Nie zrezygnowałam z grania w "Miodowych latach", żaden aktor nie może sobie pozwolić na zerwanie kontraktu. Myślenie, że jest inaczej, jest naiwne. Nie wracajmy do tego, bo do niczego nas to nie doprowadzi.
O powodach, przez które zaczęła zastanawiać się nad karierą, powiedziała znacznie później. W grę wchodziły naprawdę wzruszające kwestie.
Agnieszka Pilaszewska o powodach odejścia od aktorstwa
Po udziale w "Miodowych latach" Agnieszka Pilaszewska dostawała coraz więcej propozycji nie tylko z telewizji, ale także z teatru. Jako uwielbiana aktorka podbijała serca kolejnych fanów i była rozchwytywana przez twórców. Niestety gwiazda zatraciła się w obowiązkach.

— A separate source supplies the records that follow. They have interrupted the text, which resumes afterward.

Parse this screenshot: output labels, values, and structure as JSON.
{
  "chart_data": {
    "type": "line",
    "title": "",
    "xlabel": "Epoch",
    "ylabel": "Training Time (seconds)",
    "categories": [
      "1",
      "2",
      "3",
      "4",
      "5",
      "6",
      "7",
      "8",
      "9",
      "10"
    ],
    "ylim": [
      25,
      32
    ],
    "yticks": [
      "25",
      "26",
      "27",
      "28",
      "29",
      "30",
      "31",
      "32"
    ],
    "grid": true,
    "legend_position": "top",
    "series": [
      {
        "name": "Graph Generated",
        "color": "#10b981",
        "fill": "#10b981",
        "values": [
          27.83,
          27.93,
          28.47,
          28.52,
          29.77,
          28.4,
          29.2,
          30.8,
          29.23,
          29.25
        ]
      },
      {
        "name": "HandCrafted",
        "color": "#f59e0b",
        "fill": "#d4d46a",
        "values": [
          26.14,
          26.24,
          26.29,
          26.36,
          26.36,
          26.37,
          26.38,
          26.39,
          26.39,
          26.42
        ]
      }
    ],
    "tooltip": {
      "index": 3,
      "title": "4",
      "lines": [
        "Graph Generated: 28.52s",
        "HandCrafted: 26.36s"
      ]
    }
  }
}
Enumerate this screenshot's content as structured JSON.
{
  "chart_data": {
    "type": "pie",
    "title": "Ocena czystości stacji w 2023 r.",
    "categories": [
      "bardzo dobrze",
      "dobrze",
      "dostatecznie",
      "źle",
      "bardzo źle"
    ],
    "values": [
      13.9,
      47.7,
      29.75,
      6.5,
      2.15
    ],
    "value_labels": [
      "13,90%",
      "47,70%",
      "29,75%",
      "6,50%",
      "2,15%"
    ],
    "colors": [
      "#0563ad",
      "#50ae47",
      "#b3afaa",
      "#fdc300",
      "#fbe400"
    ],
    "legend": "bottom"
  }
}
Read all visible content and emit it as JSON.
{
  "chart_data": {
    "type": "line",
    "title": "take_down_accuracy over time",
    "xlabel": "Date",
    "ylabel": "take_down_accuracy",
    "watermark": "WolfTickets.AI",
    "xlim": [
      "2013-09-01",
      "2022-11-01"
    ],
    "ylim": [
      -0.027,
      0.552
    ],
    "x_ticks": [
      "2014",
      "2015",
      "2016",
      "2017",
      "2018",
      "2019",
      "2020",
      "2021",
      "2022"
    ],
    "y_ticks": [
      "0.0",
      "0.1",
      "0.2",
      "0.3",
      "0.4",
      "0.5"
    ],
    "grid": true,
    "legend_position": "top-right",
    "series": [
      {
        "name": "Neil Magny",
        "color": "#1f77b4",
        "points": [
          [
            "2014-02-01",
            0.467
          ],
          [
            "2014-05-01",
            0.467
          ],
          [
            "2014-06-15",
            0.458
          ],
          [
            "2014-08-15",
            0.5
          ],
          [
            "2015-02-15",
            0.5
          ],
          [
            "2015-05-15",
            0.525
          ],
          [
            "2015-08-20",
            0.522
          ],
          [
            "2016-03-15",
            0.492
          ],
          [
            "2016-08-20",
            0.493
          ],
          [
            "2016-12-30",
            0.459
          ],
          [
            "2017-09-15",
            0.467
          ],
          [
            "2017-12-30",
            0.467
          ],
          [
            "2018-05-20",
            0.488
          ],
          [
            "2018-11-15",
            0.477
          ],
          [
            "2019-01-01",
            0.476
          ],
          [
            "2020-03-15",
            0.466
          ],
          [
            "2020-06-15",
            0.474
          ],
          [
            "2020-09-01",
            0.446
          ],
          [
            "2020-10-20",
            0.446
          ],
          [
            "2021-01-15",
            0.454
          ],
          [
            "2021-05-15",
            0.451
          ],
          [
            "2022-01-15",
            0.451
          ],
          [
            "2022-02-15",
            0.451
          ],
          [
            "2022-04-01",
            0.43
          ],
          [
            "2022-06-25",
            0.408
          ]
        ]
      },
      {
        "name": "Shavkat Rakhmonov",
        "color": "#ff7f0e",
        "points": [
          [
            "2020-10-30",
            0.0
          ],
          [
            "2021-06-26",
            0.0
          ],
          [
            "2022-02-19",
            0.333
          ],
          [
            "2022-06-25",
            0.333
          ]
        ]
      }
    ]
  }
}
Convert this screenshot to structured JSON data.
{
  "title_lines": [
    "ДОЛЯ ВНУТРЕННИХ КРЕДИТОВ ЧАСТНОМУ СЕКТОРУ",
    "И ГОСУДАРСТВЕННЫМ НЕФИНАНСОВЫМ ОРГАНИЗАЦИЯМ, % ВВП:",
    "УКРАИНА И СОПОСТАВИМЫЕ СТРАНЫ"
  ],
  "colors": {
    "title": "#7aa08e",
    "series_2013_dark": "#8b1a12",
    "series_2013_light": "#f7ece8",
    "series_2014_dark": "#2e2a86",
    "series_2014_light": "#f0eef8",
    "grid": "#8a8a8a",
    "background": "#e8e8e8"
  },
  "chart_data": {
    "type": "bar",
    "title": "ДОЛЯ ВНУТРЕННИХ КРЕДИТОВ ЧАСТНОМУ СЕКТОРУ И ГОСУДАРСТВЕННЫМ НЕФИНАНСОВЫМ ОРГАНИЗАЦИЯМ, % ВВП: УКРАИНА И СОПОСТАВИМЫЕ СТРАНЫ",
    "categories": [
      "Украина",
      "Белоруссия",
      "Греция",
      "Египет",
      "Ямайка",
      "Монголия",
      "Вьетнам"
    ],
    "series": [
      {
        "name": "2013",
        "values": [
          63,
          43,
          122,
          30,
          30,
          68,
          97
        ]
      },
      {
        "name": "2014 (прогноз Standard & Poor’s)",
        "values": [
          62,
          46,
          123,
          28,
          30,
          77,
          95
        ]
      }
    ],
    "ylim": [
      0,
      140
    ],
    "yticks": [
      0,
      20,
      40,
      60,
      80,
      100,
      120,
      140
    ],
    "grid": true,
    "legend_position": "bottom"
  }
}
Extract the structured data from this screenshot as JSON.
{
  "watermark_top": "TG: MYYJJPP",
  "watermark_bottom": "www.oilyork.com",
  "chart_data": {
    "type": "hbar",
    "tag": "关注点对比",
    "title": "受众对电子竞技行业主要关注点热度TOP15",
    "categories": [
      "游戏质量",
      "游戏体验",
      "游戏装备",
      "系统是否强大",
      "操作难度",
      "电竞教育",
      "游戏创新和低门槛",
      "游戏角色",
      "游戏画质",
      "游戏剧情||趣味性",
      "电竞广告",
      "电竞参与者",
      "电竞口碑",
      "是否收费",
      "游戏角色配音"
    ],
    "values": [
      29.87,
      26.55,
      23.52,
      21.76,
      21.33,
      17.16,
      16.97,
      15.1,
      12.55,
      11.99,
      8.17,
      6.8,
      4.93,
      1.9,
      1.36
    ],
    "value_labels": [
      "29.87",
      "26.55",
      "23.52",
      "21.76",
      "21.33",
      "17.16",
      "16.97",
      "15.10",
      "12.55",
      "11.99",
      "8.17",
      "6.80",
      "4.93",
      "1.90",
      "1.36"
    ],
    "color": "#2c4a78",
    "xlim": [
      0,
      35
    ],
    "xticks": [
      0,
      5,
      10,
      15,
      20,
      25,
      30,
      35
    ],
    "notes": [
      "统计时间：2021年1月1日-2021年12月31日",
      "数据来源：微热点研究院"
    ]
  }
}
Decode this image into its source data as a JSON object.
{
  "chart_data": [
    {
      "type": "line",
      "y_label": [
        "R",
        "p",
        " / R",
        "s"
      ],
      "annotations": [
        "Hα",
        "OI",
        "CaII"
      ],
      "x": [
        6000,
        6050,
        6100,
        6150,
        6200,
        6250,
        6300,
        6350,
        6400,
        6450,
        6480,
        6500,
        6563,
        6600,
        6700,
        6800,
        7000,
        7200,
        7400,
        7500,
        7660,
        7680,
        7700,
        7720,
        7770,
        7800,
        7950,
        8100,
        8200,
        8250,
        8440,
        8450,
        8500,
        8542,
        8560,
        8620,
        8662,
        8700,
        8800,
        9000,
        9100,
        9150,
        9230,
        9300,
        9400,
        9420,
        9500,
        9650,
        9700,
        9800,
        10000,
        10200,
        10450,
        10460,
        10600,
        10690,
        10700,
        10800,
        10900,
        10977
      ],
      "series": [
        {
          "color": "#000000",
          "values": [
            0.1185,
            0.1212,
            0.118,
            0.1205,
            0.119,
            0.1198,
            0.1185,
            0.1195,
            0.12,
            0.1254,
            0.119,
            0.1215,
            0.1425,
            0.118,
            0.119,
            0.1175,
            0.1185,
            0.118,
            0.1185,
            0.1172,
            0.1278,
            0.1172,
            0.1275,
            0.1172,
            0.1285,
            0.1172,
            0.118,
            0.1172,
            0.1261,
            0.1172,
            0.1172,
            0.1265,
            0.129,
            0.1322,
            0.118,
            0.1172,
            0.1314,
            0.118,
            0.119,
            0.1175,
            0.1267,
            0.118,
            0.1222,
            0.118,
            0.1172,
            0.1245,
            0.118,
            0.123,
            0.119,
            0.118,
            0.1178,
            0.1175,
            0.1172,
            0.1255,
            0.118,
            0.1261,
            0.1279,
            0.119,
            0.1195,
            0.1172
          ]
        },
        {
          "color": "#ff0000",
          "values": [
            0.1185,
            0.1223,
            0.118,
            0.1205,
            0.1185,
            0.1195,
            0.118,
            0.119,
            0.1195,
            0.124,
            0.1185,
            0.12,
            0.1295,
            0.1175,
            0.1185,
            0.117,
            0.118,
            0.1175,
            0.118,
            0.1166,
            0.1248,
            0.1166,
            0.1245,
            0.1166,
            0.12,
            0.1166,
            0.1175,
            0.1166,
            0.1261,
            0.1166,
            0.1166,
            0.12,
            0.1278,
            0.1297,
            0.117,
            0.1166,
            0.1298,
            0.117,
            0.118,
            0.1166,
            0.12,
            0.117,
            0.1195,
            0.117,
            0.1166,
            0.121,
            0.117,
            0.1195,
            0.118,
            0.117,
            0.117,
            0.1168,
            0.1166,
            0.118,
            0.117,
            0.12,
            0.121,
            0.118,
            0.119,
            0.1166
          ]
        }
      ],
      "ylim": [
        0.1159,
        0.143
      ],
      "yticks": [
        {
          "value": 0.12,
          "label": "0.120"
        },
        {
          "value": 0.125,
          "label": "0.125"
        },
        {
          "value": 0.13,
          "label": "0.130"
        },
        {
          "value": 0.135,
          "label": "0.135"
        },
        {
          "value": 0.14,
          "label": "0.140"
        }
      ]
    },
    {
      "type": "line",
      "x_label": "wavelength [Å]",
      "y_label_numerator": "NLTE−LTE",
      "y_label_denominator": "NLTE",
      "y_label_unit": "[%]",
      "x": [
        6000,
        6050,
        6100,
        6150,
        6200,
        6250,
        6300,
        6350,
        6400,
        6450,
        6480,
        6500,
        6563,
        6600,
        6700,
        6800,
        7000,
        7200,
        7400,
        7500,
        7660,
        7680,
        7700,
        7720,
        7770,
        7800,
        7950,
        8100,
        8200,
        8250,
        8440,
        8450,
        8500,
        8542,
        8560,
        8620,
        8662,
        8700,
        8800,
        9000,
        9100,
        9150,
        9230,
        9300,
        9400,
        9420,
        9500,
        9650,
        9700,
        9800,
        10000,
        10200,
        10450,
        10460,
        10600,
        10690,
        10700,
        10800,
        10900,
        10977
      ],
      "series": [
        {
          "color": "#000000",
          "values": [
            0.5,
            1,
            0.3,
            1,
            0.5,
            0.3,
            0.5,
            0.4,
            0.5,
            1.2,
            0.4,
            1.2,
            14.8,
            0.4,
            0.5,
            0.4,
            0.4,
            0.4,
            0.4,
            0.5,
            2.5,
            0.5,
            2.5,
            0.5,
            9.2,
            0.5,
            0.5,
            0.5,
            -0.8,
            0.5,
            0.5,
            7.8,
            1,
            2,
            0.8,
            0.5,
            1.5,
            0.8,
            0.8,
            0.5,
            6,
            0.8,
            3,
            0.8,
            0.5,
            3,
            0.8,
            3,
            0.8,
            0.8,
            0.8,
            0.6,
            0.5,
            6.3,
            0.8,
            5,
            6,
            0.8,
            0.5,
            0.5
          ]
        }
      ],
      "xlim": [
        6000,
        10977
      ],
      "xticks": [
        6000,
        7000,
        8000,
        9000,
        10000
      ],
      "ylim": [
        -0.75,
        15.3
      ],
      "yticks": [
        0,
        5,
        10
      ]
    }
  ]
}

W czasie gdy od rana do wieczora przebywała na planach zdjęciowych, w domu była jej mała córeczka. Świadomość niespędzania z nią każdej chwili była dla gwiazdy bardzo bolesna.
Wychodziłam z domu o 9, a wracałam po 22. Widziałam moją malutką córeczkę tylko rano i w nocy. Prześladowała mnie myśl, że to dla niej trudne - mówiła Plejadzie.
Z czasem rzuciła aktorstwo, zajmując się pisaniem scenariuszy. Choć fani nie widzą już jej przed kamerą, produkcje, w których współpracowała, podbijały setki serc. Agnieszka Pilaszewska stworzyła dialogi do m.in.: "Przepisu na życie", "To musi być miłość" czy netflixowej produkcji "Gry rodzinne". W naszych sercach mimo upływu lat zawsze pozostanie też ciepłą Alinką, która wiele razy znosiła wybryki męża w "Miodowych latach".